Interesting, thank you for the replies.
This system I have inherited has two on/off water valves, one for the CH, one for the HW, instead of a single 3 way diverter valve. Both valves seem to be wired and operate correctly, (and I recently changed the electrical head of the radiator one, as it was U/S). Each valve responds to its respective thermostat and moves to it's open position, at which point it presses its microswitch to enable the boiler.
When both heating and hot water are both demanding heat, both valves are open, but the 22mm water loop, with no restrictor is stealing all the heat, causing cold radiators, and boiler 'short cycling'.
In the systems I installed myself, I put a restrictor valve on the hot water cylinder loop to balance it with the all radiators to prevent this 'heat stealing'.
As I stated in my original question, I don't want to drain the whole system down at the moment, (and have to buy expensive inhibiter), to install a restricter valve, because that will be too much disruption and might reveal other problems which might prevent the system working if I disturb it. I don't want to be without heat just at the moment. Nor do I want to get into a big production; fixing and possibly reconfiguring the system right now. When It gets warmer, I will of course drain the system, add the valve, clean it all out and vibrate all the radiators to loosen any crud; and install a magnetic cyclone filter and do a proper job.
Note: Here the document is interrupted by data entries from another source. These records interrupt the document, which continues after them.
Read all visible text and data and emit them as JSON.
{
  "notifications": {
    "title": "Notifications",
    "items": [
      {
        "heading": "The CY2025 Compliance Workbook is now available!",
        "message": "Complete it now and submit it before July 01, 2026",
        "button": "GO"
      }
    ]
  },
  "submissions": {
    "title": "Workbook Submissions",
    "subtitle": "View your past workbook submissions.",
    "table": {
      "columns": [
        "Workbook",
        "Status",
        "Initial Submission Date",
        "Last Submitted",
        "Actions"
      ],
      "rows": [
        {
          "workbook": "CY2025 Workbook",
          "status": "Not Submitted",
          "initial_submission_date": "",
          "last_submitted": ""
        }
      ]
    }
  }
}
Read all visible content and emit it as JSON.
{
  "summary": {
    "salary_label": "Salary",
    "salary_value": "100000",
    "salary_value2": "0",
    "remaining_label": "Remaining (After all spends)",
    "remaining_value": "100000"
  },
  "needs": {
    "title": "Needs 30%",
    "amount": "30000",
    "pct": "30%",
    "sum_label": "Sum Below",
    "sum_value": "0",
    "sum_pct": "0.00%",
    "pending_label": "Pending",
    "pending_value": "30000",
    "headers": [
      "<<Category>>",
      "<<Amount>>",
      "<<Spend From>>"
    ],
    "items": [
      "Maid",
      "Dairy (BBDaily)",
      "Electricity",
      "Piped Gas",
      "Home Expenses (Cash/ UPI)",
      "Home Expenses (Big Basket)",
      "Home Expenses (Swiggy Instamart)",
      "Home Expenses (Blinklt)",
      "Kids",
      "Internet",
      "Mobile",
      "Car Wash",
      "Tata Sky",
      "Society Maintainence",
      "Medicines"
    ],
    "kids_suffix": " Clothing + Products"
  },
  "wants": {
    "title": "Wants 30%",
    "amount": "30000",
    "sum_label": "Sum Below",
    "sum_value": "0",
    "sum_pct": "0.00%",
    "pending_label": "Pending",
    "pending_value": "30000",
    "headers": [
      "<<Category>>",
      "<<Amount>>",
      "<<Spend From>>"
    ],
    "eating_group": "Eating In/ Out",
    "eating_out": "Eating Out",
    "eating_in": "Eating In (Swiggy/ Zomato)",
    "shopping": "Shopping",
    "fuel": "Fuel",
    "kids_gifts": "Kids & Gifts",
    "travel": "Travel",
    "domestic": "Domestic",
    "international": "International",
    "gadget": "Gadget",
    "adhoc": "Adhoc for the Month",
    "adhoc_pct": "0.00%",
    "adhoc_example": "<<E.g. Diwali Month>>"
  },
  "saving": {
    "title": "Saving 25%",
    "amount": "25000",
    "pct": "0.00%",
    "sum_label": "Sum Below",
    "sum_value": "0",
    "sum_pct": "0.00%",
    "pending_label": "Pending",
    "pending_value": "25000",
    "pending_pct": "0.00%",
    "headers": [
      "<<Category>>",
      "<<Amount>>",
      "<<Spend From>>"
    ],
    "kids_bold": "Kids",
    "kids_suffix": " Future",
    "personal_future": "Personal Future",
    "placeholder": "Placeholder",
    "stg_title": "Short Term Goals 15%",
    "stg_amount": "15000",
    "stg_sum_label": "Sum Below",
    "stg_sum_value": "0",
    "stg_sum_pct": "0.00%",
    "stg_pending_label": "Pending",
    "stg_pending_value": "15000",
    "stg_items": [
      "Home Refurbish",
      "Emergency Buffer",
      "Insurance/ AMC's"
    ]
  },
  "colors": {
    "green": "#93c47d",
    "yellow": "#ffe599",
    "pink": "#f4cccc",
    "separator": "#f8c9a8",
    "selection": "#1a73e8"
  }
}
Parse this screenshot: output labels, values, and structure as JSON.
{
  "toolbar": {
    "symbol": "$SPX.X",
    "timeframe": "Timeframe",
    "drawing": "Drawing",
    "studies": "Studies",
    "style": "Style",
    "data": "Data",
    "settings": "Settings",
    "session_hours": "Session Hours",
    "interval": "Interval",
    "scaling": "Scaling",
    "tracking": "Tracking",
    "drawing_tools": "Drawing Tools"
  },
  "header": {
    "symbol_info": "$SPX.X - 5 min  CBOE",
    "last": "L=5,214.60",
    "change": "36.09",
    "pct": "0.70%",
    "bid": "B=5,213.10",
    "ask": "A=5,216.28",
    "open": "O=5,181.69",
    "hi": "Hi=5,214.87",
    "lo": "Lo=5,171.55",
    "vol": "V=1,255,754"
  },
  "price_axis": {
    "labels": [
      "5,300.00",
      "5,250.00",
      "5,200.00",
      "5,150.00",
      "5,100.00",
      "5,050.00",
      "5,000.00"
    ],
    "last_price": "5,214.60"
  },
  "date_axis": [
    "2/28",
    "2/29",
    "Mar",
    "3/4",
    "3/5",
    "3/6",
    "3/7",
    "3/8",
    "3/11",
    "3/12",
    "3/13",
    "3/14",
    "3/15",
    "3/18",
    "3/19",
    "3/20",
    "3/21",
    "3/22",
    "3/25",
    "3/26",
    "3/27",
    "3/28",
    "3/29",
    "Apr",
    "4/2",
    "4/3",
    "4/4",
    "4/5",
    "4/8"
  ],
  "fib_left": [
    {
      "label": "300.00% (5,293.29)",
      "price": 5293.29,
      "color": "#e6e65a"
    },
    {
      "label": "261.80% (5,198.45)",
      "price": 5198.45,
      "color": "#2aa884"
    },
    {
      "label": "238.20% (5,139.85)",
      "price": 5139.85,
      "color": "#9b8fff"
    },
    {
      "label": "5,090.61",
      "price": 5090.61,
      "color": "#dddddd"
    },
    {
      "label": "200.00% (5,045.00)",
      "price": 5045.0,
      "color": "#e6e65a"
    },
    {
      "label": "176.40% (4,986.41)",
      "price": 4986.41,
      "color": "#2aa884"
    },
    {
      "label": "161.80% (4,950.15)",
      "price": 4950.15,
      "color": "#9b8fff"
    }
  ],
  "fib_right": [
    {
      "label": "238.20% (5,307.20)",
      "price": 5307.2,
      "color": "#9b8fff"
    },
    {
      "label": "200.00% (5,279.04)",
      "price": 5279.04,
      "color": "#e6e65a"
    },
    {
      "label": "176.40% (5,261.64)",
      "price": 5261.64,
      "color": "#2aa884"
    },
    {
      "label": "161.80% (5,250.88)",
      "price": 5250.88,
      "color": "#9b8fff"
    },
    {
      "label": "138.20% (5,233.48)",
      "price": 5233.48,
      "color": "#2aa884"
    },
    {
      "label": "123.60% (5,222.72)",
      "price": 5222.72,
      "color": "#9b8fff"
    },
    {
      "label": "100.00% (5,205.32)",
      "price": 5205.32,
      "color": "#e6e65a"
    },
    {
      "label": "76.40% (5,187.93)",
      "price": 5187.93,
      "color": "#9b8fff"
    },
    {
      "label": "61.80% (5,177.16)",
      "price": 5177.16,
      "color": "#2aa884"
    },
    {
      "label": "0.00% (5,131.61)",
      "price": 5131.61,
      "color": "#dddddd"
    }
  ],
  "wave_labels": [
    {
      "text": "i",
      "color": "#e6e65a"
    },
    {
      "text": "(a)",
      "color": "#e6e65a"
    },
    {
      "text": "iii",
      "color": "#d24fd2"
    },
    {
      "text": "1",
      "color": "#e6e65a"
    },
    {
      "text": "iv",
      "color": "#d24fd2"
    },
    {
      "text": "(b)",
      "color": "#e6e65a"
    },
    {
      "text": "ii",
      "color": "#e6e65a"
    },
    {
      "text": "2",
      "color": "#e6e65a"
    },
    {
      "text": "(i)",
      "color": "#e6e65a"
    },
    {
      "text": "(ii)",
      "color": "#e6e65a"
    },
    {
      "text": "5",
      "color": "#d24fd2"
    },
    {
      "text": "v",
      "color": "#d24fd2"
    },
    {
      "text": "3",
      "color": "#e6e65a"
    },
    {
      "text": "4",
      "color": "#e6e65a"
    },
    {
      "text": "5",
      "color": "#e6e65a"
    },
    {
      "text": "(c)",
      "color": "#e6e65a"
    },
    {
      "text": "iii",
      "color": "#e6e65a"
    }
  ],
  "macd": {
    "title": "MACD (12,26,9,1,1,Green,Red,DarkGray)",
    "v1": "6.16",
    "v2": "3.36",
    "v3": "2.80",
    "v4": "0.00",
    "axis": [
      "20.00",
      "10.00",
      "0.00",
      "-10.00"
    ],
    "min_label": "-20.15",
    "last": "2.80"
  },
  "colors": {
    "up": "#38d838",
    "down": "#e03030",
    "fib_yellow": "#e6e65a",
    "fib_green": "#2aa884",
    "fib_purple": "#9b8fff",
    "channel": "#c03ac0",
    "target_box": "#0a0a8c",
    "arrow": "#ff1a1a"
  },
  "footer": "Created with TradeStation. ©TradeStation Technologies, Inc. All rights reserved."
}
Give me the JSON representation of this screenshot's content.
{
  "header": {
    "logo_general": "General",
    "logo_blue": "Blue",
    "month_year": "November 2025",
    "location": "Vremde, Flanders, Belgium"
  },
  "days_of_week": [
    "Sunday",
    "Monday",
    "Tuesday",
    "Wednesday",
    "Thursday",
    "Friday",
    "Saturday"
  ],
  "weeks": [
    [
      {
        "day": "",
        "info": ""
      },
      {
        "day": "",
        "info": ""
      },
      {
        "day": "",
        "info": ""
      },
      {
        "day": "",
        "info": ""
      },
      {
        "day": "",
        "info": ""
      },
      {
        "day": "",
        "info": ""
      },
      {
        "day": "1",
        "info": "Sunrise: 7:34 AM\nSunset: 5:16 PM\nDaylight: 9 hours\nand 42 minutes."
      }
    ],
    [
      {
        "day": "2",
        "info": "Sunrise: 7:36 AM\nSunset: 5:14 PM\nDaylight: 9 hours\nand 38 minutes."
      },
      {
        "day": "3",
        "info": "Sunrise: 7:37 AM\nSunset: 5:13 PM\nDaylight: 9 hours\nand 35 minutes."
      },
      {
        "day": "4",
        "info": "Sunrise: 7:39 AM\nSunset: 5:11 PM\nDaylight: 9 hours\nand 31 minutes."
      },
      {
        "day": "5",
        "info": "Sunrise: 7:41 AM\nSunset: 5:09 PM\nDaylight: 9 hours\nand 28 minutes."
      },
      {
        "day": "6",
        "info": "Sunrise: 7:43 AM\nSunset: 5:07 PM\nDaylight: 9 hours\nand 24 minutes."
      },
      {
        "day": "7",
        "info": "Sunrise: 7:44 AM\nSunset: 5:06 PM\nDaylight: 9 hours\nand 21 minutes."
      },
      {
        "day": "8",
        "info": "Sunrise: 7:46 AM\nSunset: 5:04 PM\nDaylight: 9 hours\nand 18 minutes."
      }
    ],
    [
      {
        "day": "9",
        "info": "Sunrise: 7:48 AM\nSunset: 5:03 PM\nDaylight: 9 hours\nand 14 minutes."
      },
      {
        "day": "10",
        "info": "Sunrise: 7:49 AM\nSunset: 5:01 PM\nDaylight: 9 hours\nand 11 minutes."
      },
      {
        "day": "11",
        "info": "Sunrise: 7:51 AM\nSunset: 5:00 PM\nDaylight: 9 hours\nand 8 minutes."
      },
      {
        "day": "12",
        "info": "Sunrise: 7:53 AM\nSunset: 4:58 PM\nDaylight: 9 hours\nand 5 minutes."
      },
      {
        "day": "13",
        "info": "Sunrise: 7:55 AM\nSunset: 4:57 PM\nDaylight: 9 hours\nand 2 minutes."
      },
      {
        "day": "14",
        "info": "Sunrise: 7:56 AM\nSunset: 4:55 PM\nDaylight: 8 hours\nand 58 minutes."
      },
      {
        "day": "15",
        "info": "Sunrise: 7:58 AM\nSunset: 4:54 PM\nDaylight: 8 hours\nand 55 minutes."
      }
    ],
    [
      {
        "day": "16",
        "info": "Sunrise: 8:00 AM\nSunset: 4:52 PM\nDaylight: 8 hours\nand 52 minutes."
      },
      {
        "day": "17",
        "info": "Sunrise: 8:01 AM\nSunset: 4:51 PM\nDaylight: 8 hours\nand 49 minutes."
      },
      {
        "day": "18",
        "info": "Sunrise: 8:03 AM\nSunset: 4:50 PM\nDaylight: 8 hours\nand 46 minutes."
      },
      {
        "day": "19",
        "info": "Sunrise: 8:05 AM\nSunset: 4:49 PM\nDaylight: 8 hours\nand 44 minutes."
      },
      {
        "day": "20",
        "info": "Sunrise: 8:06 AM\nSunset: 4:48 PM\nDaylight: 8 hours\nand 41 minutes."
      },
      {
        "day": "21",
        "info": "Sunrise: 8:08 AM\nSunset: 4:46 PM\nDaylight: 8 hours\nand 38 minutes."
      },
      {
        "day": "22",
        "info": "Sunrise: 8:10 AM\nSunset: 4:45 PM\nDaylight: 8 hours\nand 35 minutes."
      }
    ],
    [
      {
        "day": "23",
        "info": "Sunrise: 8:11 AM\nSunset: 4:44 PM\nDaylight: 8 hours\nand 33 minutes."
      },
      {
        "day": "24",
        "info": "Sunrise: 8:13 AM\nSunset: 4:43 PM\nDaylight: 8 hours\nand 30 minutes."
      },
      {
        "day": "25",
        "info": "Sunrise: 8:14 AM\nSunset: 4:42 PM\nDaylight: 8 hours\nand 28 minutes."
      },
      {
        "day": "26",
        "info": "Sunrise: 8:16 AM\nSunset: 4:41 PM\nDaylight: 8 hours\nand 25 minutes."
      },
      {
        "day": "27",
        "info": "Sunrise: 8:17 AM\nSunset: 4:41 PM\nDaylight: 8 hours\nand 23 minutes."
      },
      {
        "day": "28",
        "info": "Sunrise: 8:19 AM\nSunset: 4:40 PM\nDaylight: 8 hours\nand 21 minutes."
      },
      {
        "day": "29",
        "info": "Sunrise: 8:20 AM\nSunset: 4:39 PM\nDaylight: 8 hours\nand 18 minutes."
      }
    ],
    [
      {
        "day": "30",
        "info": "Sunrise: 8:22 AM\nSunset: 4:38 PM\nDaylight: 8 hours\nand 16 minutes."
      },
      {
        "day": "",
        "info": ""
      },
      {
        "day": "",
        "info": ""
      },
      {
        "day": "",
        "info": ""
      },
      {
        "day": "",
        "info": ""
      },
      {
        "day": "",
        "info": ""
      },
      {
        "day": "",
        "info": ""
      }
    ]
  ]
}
This is just a temporary fix.
I cannot program the CH and the HW to come on separately, otherwise obviously, I would have done ! In the near future I will be installing a Drayton Digistat RF902 controller, or maybe a more comprehensive heating controller, with electrically controlled radiator valves, allowing me to switch individual radiators off and on remotely, according to a programmed schedule, without having to go round adjusting them manually.
So my question was more along the lines of what might happen if I squeeze a length of copper pipe to semi-flat, as a temporary and crude fix? Might it crack?
And I was also asking if anyone could suggest a way to squeeze the tube, without removing it from the system. I am thinking of a G cramp with suitable protection against the pipe.
If you guys think the pipe would crack, I won't attempt it, although copper pipe can of course be cold bended in a pipe bender, so it might be OK (I can accommodate a bit of pipe shortening).
This is a temporary fix for a few weeks only.